Tebra calls itself “the Digital Backbone for the Connected Healthcare Practice.”
Its services include a variety of digital tools for independent healthcare practices, including website management, online appointment scheduling, patient portal oversight, data analysis and billing services.
Golub, Toba Backing
On July 7, Tebra announced a $72 million funding round, one which gives the firm a billion-dollar valuation.
Golub Capital, a New York-based direct lender and credit asset manager with over $50 billion in capital under management, led the investment that includes both growth equity and debt financing.
“We are delighted to be a long-standing financing partner to Tebra, supporting them through multiple growth phases, add-on acquisitions and new product development since 2017,” said Peter Fair, managing director at Golub Capital’s Late-Stage Lending team. “Our mission is the success of our clients and being able to offer flexible solutions that meet the changing goals of their business.”
Another institutional investor in the latest round was Newport Beach’s Toba Capital, the largest venture capital firm based in Orange County; it was begun by Vinny Smith, the CEO who engineered the $2.4 billion sale of Quest Software to Dell.
Other institutional investors included CommonFund, HLM Venture Partners, OpenView Venture Partners, StepStone Group, Stripes Group, Montreux Equity Partners, Transformation Capital and Vivo Capital.
Rodrigues has a deep pedigree in software. Before he graduated with a Bachelor of Science in computer science from UCLA in 1998, he worked at two software firms and then co-founded Scour, a music search engine that was sold in 2000.
After a stint starting a boutique software consulting firm, he founded Kareo in 2004 as a cloud-based clinical and business management platform designed specifically for independent medical practices.
It raised more than $120 million from a variety of investment firms, including $55 million in 2015 from San Francisco-based Montreux Equity, which is also participating in the latest round.
Kareo ranked No. 6 on the Business Journal’s annual list of software companies in 2021 with 270 OC employees and 549 overall.
Last year, Kareo merged with Santa Monica-based PatientPop, a firm started in 2014 that has a growth-focused marketing platform to help healthcare providers promote their practices and attract new clients. It provides services like patient surveys, search engine optimization, reputation management and online scheduling.
That combination was also supported by Golub Capital, which has invested more than $137 million.
The combined company’s name, Tebra, was derived from “vertebrae” and symbolizes its “backbone role” in medical practices.
Tebra recently moved its headquarters from Irvine’s Park Place office campus to a 30,000-square-foot office along the water in Corona del Mar. It’s keeping its Santa Monica office, where PatientPop’s co-founders, Luke Kervin and Travis Schneider, serve as Tebra’s chief innovation officer and chief corporate development officer, respectively.
The combined company, which now has more than 1,000 employees, notes that while consumers on a smartphone can order a meal, hail a ride and buy a car, healthcare is a sea of complexity and fractured solutions.
“The software landscape is so fragmented,” Rodrigues said.
“Patients don’t have a consumer-friendly experience.
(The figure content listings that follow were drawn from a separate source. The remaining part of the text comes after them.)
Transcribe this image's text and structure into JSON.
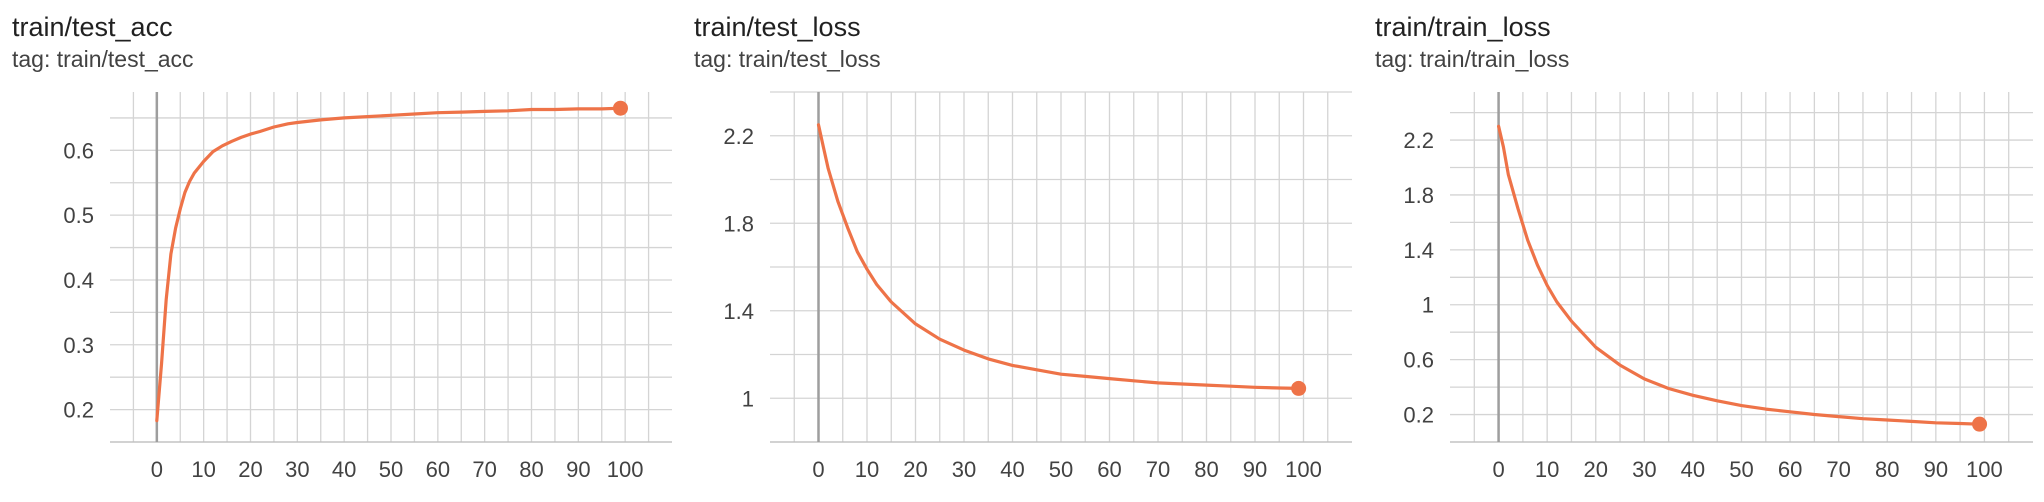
{
  "chart_data": [
    {
      "type": "line",
      "title": "train/test_acc",
      "subtitle": "tag: train/test_acc",
      "xlim": [
        -10,
        110
      ],
      "ylim": [
        0.15,
        0.69
      ],
      "xticks": [
        0,
        10,
        20,
        30,
        40,
        50,
        60,
        70,
        80,
        90,
        100
      ],
      "yticks": [
        0.2,
        0.3,
        0.4,
        0.5,
        0.6
      ],
      "yminor": [
        0.15,
        0.25,
        0.35,
        0.45,
        0.55,
        0.65
      ],
      "grid": true,
      "series": [
        {
          "color": "#ee7348",
          "x": [
            0,
            1,
            2,
            3,
            4,
            5,
            6,
            7,
            8,
            10,
            12,
            14,
            16,
            18,
            20,
            22,
            25,
            28,
            30,
            35,
            40,
            45,
            50,
            55,
            60,
            65,
            70,
            75,
            80,
            85,
            90,
            95,
            99
          ],
          "y": [
            0.183,
            0.27,
            0.37,
            0.44,
            0.48,
            0.51,
            0.535,
            0.552,
            0.565,
            0.583,
            0.598,
            0.607,
            0.614,
            0.62,
            0.625,
            0.629,
            0.636,
            0.641,
            0.643,
            0.647,
            0.65,
            0.652,
            0.654,
            0.656,
            0.658,
            0.659,
            0.66,
            0.661,
            0.663,
            0.663,
            0.664,
            0.664,
            0.665
          ]
        }
      ]
    },
    {
      "type": "line",
      "title": "train/test_loss",
      "subtitle": "tag: train/test_loss",
      "xlim": [
        -10,
        110
      ],
      "ylim": [
        0.8,
        2.4
      ],
      "xticks": [
        0,
        10,
        20,
        30,
        40,
        50,
        60,
        70,
        80,
        90,
        100
      ],
      "yticks": [
        1,
        1.4,
        1.8,
        2.2
      ],
      "ytick_labels": [
        "1",
        "1.4",
        "1.8",
        "2.2"
      ],
      "yminor": [
        0.8,
        1.2,
        1.6,
        2.0,
        2.4
      ],
      "grid": true,
      "series": [
        {
          "color": "#ee7348",
          "x": [
            0,
            1,
            2,
            4,
            6,
            8,
            10,
            12,
            15,
            20,
            25,
            30,
            35,
            40,
            45,
            50,
            55,
            60,
            65,
            70,
            75,
            80,
            85,
            90,
            95,
            99
          ],
          "y": [
            2.25,
            2.15,
            2.05,
            1.9,
            1.78,
            1.67,
            1.59,
            1.52,
            1.44,
            1.34,
            1.27,
            1.22,
            1.18,
            1.15,
            1.13,
            1.11,
            1.1,
            1.09,
            1.08,
            1.07,
            1.065,
            1.06,
            1.055,
            1.05,
            1.047,
            1.045
          ]
        }
      ]
    },
    {
      "type": "line",
      "title": "train/train_loss",
      "subtitle": "tag: train/train_loss",
      "xlim": [
        -10,
        110
      ],
      "ylim": [
        0.0,
        2.55
      ],
      "xticks": [
        0,
        10,
        20,
        30,
        40,
        50,
        60,
        70,
        80,
        90,
        100
      ],
      "yticks": [
        0.2,
        0.6,
        1,
        1.4,
        1.8,
        2.2
      ],
      "ytick_labels": [
        "0.2",
        "0.6",
        "1",
        "1.4",
        "1.8",
        "2.2"
      ],
      "yminor": [
        0.0,
        0.4,
        0.8,
        1.2,
        1.6,
        2.0,
        2.4
      ],
      "grid": true,
      "series": [
        {
          "color": "#ee7348",
          "x": [
            0,
            1,
            2,
            4,
            6,
            8,
            10,
            12,
            15,
            20,
            25,
            30,
            35,
            40,
            45,
            50,
            55,
            60,
            65,
            70,
            75,
            80,
            85,
            90,
            95,
            99
          ],
          "y": [
            2.3,
            2.15,
            1.95,
            1.7,
            1.47,
            1.29,
            1.14,
            1.02,
            0.88,
            0.69,
            0.56,
            0.46,
            0.39,
            0.34,
            0.3,
            0.265,
            0.24,
            0.22,
            0.2,
            0.185,
            0.17,
            0.16,
            0.15,
            0.14,
            0.135,
            0.13
          ]
        }
      ]
    }
  ]
}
Doctors are using seven different platform systems that don’t work well together.
“None of them are connected.”
$200M Run Rate
Nowadays, Tebra is on a $200 million annual run rate in sales by providing independent healthcare practices with a complete operating system that provides modern websites, scheduling, billing, payments and analytics, among other features.
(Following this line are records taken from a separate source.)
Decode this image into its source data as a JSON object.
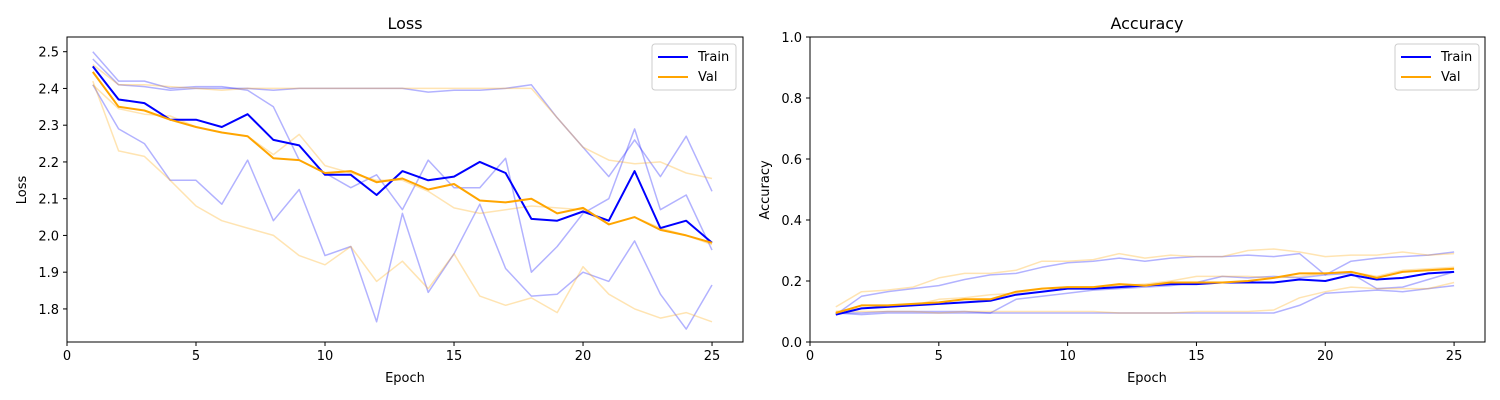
{
  "chart_data": [
    {
      "type": "line",
      "title": "Loss",
      "xlabel": "Epoch",
      "ylabel": "Loss",
      "xlim": [
        0,
        26.2
      ],
      "ylim": [
        1.71,
        2.54
      ],
      "xticks": [
        0,
        5,
        10,
        15,
        20,
        25
      ],
      "yticks": [
        1.8,
        1.9,
        2.0,
        2.1,
        2.2,
        2.3,
        2.4,
        2.5
      ],
      "ytick_labels": [
        "1.8",
        "1.9",
        "2.0",
        "2.1",
        "2.2",
        "2.3",
        "2.4",
        "2.5"
      ],
      "grid": false,
      "legend": "top-right",
      "x": [
        1,
        2,
        3,
        4,
        5,
        6,
        7,
        8,
        9,
        10,
        11,
        12,
        13,
        14,
        15,
        16,
        17,
        18,
        19,
        20,
        21,
        22,
        23,
        24,
        25
      ],
      "series": [
        {
          "name": "Train",
          "color": "#0000ff",
          "values": [
            2.46,
            2.37,
            2.36,
            2.315,
            2.315,
            2.295,
            2.33,
            2.26,
            2.245,
            2.165,
            2.165,
            2.11,
            2.175,
            2.15,
            2.16,
            2.2,
            2.17,
            2.045,
            2.04,
            2.065,
            2.04,
            2.175,
            2.02,
            2.04,
            1.98
          ]
        },
        {
          "name": "Val",
          "color": "#ffa500",
          "values": [
            2.445,
            2.35,
            2.34,
            2.315,
            2.295,
            2.28,
            2.27,
            2.21,
            2.205,
            2.17,
            2.175,
            2.145,
            2.155,
            2.125,
            2.14,
            2.095,
            2.09,
            2.1,
            2.06,
            2.075,
            2.03,
            2.05,
            2.015,
            2.0,
            1.98
          ]
        },
        {
          "color": "#0000ff",
          "faint": true,
          "values": [
            2.5,
            2.42,
            2.42,
            2.4,
            2.405,
            2.405,
            2.395,
            2.35,
            2.205,
            2.17,
            2.13,
            2.165,
            2.07,
            2.205,
            2.13,
            2.13,
            2.21,
            1.9,
            1.97,
            2.06,
            2.1,
            2.29,
            2.07,
            2.11,
            1.96
          ]
        },
        {
          "color": "#0000ff",
          "faint": true,
          "values": [
            2.41,
            2.29,
            2.25,
            2.15,
            2.15,
            2.085,
            2.205,
            2.04,
            2.125,
            1.945,
            1.97,
            1.765,
            2.06,
            1.845,
            1.95,
            2.085,
            1.91,
            1.835,
            1.84,
            1.9,
            1.875,
            1.985,
            1.84,
            1.745,
            1.865
          ]
        },
        {
          "color": "#0000ff",
          "faint": true,
          "values": [
            2.48,
            2.41,
            2.405,
            2.395,
            2.4,
            2.4,
            2.4,
            2.395,
            2.4,
            2.4,
            2.4,
            2.4,
            2.4,
            2.39,
            2.395,
            2.395,
            2.4,
            2.41,
            2.32,
            2.24,
            2.16,
            2.26,
            2.16,
            2.27,
            2.12
          ]
        },
        {
          "color": "#ffa500",
          "faint": true,
          "values": [
            2.465,
            2.41,
            2.41,
            2.405,
            2.4,
            2.395,
            2.4,
            2.4,
            2.4,
            2.4,
            2.4,
            2.4,
            2.4,
            2.4,
            2.4,
            2.4,
            2.4,
            2.4,
            2.32,
            2.24,
            2.205,
            2.195,
            2.2,
            2.17,
            2.155
          ]
        },
        {
          "color": "#ffa500",
          "faint": true,
          "values": [
            2.42,
            2.23,
            2.215,
            2.15,
            2.08,
            2.04,
            2.02,
            2.0,
            1.945,
            1.92,
            1.97,
            1.875,
            1.93,
            1.855,
            1.95,
            1.835,
            1.81,
            1.83,
            1.79,
            1.915,
            1.84,
            1.8,
            1.775,
            1.79,
            1.765
          ]
        },
        {
          "color": "#ffa500",
          "faint": true,
          "values": [
            2.41,
            2.345,
            2.33,
            2.325,
            2.295,
            2.28,
            2.27,
            2.22,
            2.275,
            2.19,
            2.17,
            2.15,
            2.15,
            2.12,
            2.075,
            2.06,
            2.07,
            2.08,
            2.075,
            2.07,
            2.03,
            2.05,
            2.02,
            2.0,
            1.975
          ]
        }
      ]
    },
    {
      "type": "line",
      "title": "Accuracy",
      "xlabel": "Epoch",
      "ylabel": "Accuracy",
      "xlim": [
        0,
        26.2
      ],
      "ylim": [
        0.0,
        1.0
      ],
      "xticks": [
        0,
        5,
        10,
        15,
        20,
        25
      ],
      "yticks": [
        0.0,
        0.2,
        0.4,
        0.6,
        0.8,
        1.0
      ],
      "ytick_labels": [
        "0.0",
        "0.2",
        "0.4",
        "0.6",
        "0.8",
        "1.0"
      ],
      "grid": false,
      "legend": "top-right",
      "x": [
        1,
        2,
        3,
        4,
        5,
        6,
        7,
        8,
        9,
        10,
        11,
        12,
        13,
        14,
        15,
        16,
        17,
        18,
        19,
        20,
        21,
        22,
        23,
        24,
        25
      ],
      "series": [
        {
          "name": "Train",
          "color": "#0000ff",
          "values": [
            0.09,
            0.11,
            0.115,
            0.12,
            0.125,
            0.13,
            0.135,
            0.155,
            0.165,
            0.175,
            0.175,
            0.18,
            0.185,
            0.19,
            0.19,
            0.195,
            0.195,
            0.195,
            0.205,
            0.2,
            0.22,
            0.205,
            0.21,
            0.225,
            0.23
          ]
        },
        {
          "name": "Val",
          "color": "#ffa500",
          "values": [
            0.095,
            0.12,
            0.12,
            0.125,
            0.13,
            0.14,
            0.14,
            0.165,
            0.175,
            0.18,
            0.18,
            0.19,
            0.185,
            0.195,
            0.195,
            0.195,
            0.2,
            0.21,
            0.225,
            0.225,
            0.23,
            0.21,
            0.23,
            0.235,
            0.24
          ]
        },
        {
          "color": "#0000ff",
          "faint": true,
          "values": [
            0.09,
            0.15,
            0.165,
            0.175,
            0.185,
            0.205,
            0.22,
            0.225,
            0.245,
            0.26,
            0.265,
            0.275,
            0.265,
            0.275,
            0.28,
            0.28,
            0.285,
            0.28,
            0.29,
            0.22,
            0.265,
            0.275,
            0.28,
            0.285,
            0.295
          ]
        },
        {
          "color": "#0000ff",
          "faint": true,
          "values": [
            0.095,
            0.09,
            0.095,
            0.095,
            0.095,
            0.095,
            0.095,
            0.095,
            0.095,
            0.095,
            0.095,
            0.095,
            0.095,
            0.095,
            0.095,
            0.095,
            0.095,
            0.095,
            0.12,
            0.16,
            0.165,
            0.17,
            0.165,
            0.175,
            0.185
          ]
        },
        {
          "color": "#0000ff",
          "faint": true,
          "values": [
            0.095,
            0.095,
            0.1,
            0.1,
            0.1,
            0.1,
            0.095,
            0.14,
            0.15,
            0.16,
            0.17,
            0.175,
            0.18,
            0.185,
            0.195,
            0.215,
            0.21,
            0.215,
            0.21,
            0.22,
            0.225,
            0.175,
            0.18,
            0.205,
            0.23
          ]
        },
        {
          "color": "#ffa500",
          "faint": true,
          "values": [
            0.115,
            0.165,
            0.17,
            0.18,
            0.21,
            0.225,
            0.225,
            0.235,
            0.265,
            0.265,
            0.27,
            0.29,
            0.275,
            0.285,
            0.28,
            0.28,
            0.3,
            0.305,
            0.295,
            0.28,
            0.285,
            0.285,
            0.295,
            0.285,
            0.29
          ]
        },
        {
          "color": "#ffa500",
          "faint": true,
          "values": [
            0.1,
            0.1,
            0.1,
            0.1,
            0.095,
            0.1,
            0.1,
            0.1,
            0.1,
            0.1,
            0.1,
            0.095,
            0.095,
            0.095,
            0.1,
            0.1,
            0.1,
            0.105,
            0.145,
            0.165,
            0.18,
            0.175,
            0.175,
            0.175,
            0.195
          ]
        },
        {
          "color": "#ffa500",
          "faint": true,
          "values": [
            0.1,
            0.11,
            0.115,
            0.12,
            0.14,
            0.145,
            0.155,
            0.16,
            0.175,
            0.175,
            0.18,
            0.185,
            0.19,
            0.2,
            0.215,
            0.215,
            0.215,
            0.21,
            0.215,
            0.225,
            0.23,
            0.215,
            0.235,
            0.24,
            0.245
          ]
        }
      ]
    }
  ]
}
Since the Kareo-PatientPop merger in late 2021, Tebra has launched a two-way product integration that allows both platforms to share scheduling information and physician availability. The integrated offering also reviews appointment information and sends out surveys for better reputation management.
Over 800 providers now use the combined operating system, and the company plans to grow significantly both into their existing base and the healthcare industry at large.
Altogether, Tebra has more than 100,000 providers who service around 90 million patients.
The company estimates there are 1 million providers altogether with a $25 billion total addressable market.
With this new investment, Rodrigues said Tebra is looking at launching new businesses such as credit card processing and telehealth that focuses on consumers with a “universal digital wallet” that will contain a patient health information.
“With this new investment from Golub Capital, we’ll be able to accelerate Tebra’s mission to unlock better healthcare by helping independent practices bring modernized care to patients everywhere,” Rodrigues said.
“Simultaneously, we will broaden our market reach and launch new solutions, helping an even larger number of physicians with digital tools and support to attract new patients, get paid quicker, and operate their practice more efficiently.”